Les jambes des femmes sont des compas qui arpentent le globe terrestre en tout sens, lui donnant son équilibre et son harmonie.”
(François Truffaut, L'Homme qui aimait les femmes)


À l’envers, à l’endroit, sens dessus dessous… comme d’autres ont la tête en l’air et le nez dans les étoiles, elle scrute les sols, depuis toute petite, elle marche en regardant ses pieds au bout desquels s’ouvre un univers de surprises et de rencontres… des couleurs, des matières, des formes, ce qui est inerte, ce qui est vivant, elle emmagasine, ça flotte dans sa mémoire attendant le moment de former des puzzles de perception et de souvenir, ça se croise, s’entrecroise, géométriques, synthétiques, culturels, naturels ou semblant l’être… sol histoire, la cour en pente aux caillasses rouges de sa petite enfance qu’elle dévalait pour aller faire la causette avec son troisième grand-père, les scories de charbon parsemées autour du stade de Saint-Amédé… carrelages, elle a eu dans sa vie un amour qui avait une passion pour les carrelages, elle lui avait offert le livre Pavement : carreaux de sol en Champagne au Moyen-Age et à la Renaissance, c’était en ces temps où ils mêlaient leurs pas sur les carrelages des châteaux, des églises, des musées… petites figures qui se dessinaient sur les anciens escaliers en bois de l’immeuble qu’elle habitait il y a quelques années elles accompagnaient sa montée quotidienne des quatre étages à la descente c’était moins dur ça allait plus vite elle ne les voyait pas mais elles étaient sans doute là à veiller quand même, l’ange, la tête de serpent et le fantôme, sol écorce... signes cabalistiques, nombres, lettres, flèches, carrés, cercles, rectangles, interdictions, directions, des indications pour ceux qui viendront installer des tuyaux et des câbles dans les tranchées creusées dans le sous-sol, des traces et des rappels pour ceux qui passent par là.

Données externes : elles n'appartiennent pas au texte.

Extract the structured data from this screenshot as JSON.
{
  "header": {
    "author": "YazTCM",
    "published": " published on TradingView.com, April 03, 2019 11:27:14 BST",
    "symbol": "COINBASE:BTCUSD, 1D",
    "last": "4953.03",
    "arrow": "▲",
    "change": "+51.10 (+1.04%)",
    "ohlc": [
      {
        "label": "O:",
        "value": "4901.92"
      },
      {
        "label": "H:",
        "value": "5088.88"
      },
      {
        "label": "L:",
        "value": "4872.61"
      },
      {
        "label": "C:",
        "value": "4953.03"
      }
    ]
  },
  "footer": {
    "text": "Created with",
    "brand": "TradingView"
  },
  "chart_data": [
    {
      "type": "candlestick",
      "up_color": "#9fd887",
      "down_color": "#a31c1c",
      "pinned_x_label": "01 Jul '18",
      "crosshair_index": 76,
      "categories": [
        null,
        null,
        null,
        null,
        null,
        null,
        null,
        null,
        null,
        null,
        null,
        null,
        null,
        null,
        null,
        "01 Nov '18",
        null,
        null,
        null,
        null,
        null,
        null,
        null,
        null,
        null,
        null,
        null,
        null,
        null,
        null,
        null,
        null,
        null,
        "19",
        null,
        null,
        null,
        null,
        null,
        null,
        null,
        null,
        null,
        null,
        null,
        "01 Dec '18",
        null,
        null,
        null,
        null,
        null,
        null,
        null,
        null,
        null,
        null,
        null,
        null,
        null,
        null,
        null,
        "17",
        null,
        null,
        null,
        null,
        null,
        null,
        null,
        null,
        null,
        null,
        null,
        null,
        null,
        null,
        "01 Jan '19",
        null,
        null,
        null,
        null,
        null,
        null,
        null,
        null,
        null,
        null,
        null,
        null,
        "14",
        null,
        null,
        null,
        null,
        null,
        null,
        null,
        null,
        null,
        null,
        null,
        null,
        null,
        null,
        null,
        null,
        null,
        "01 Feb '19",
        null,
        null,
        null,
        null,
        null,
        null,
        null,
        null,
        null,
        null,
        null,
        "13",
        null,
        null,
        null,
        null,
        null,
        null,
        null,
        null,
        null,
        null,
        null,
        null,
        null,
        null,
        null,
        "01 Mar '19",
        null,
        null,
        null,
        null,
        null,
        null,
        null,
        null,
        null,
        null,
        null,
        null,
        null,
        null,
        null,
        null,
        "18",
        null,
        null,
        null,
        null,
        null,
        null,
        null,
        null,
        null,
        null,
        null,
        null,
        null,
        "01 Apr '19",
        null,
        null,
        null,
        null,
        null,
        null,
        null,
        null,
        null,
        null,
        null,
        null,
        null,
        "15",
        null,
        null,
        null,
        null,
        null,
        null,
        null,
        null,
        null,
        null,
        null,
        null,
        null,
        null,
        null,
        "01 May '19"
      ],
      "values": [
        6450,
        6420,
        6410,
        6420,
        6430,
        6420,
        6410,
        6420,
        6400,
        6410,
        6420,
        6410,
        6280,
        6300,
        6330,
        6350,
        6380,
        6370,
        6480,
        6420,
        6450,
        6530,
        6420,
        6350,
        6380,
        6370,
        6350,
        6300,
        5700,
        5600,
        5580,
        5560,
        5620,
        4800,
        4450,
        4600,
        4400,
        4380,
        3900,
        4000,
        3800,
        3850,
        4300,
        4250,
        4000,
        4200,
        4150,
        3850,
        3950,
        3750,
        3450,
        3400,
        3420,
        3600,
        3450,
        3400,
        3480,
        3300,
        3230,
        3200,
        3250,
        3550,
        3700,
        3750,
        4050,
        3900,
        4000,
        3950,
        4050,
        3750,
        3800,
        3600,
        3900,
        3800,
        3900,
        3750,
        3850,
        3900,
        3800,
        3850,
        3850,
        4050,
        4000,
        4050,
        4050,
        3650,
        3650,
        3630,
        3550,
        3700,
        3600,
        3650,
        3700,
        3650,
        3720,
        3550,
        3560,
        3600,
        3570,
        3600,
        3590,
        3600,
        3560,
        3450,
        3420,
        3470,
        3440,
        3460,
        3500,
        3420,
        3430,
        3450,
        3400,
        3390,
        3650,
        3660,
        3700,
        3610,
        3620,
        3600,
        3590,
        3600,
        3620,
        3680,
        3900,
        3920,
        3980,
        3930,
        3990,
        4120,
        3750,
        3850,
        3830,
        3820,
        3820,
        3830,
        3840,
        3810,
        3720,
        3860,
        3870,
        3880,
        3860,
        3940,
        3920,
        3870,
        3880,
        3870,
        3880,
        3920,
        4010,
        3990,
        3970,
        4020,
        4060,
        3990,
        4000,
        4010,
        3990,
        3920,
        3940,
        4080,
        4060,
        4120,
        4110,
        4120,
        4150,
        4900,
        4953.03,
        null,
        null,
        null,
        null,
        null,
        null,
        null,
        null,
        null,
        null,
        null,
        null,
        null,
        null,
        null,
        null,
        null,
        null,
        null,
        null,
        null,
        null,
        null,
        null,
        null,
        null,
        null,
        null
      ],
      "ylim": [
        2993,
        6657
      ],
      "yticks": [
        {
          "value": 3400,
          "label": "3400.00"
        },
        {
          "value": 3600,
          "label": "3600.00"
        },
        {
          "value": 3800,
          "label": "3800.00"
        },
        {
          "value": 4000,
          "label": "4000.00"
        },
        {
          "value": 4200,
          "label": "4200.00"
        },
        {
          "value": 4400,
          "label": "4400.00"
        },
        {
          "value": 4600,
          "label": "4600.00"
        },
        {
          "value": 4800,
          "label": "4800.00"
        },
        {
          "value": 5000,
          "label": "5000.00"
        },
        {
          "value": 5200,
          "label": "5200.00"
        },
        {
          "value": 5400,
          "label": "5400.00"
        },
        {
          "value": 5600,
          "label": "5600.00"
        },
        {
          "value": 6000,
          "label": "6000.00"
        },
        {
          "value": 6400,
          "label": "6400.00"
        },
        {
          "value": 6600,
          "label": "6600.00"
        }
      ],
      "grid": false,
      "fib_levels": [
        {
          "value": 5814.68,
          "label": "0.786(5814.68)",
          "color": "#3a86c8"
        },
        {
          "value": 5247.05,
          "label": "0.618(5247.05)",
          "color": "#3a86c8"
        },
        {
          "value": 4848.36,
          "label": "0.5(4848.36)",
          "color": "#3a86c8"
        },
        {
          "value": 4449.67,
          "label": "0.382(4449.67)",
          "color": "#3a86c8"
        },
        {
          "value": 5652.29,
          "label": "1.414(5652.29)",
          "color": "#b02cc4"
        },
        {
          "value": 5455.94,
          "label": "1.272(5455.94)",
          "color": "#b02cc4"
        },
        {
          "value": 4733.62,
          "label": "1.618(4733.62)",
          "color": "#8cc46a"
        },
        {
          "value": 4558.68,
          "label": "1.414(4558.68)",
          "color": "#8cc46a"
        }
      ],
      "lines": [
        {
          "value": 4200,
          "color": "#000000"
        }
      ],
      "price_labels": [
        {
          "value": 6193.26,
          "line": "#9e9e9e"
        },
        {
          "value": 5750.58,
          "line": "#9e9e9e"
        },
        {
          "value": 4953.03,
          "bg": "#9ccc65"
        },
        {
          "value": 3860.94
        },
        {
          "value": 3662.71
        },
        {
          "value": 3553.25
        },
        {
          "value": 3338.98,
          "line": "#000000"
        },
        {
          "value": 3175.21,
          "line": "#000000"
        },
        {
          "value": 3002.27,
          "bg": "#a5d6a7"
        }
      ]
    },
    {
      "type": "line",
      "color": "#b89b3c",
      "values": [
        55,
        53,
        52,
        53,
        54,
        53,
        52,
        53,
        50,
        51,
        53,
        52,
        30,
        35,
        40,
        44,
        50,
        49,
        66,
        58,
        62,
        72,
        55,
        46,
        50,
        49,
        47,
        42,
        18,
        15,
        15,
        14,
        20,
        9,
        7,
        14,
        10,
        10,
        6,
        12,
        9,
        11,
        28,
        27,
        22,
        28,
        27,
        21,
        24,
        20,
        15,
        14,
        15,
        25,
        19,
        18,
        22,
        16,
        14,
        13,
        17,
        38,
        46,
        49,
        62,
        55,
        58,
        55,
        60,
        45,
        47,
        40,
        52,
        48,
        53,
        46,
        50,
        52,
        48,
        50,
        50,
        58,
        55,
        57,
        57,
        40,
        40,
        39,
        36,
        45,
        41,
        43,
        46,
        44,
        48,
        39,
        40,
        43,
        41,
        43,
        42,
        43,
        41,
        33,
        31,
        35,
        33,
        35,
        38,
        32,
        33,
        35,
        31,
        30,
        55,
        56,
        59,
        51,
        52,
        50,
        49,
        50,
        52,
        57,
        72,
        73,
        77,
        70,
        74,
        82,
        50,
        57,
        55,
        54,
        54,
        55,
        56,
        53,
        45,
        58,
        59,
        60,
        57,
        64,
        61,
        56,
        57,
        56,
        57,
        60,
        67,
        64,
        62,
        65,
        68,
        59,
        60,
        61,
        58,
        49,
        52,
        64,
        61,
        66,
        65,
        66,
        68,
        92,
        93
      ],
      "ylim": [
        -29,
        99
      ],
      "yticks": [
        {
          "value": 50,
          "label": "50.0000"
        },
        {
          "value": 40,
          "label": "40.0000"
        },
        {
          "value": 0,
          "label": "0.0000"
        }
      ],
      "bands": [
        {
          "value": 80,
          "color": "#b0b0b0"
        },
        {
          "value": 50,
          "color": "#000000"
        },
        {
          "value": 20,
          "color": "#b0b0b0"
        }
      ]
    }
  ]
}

À l’envers, à l’endroit, sens dessus dessous… leurs pieds arpentent la terre, ses pieds arpentent la terre, sol peau, les ombres s’allongent, son ombre la précède, les reflets colorés des vitraux dansent dans les églises, les marelles vont de la terre au ciel dans les cours d’école, les cadres des terrains de sport marquent leurs limites dans les cours d’immeuble, les stades, les gymnases… leurs pieds arpentent la terre, ses pieds arpentent la terre, toujours en mutation le sol se métamorphose au fil des saisons et du temps, les reflets des immeubles dans les flaques, les ombres des portails et des grillages sur les trottoirs abrutis de la chaleur de l’été, les angles et les vallons adoucis par la neige, les mystères sous la jonchée de feuilles à l’automne, la résistance des racines des arbres qui soulèvent la terre, le combat entêté des plantes et des fleurs qui résistent contre le goudron, les traces laissées par l’humanité si peu soucieuse de respect…. dans l’herbe les trèfles à quatre feuilles les insectes les fleurs, dans le sable de la plage les cailloux lissés par le flux et le reflux, les coquillages nacrés par l’alchimie de l’eau et du vent, les dessins de l’écume, ceux offerts par la mer lorsqu’elle se retire, les marques laissées par le ressac des vagues, petits ruisseaux où se dispersent coquillages, algues et déchets.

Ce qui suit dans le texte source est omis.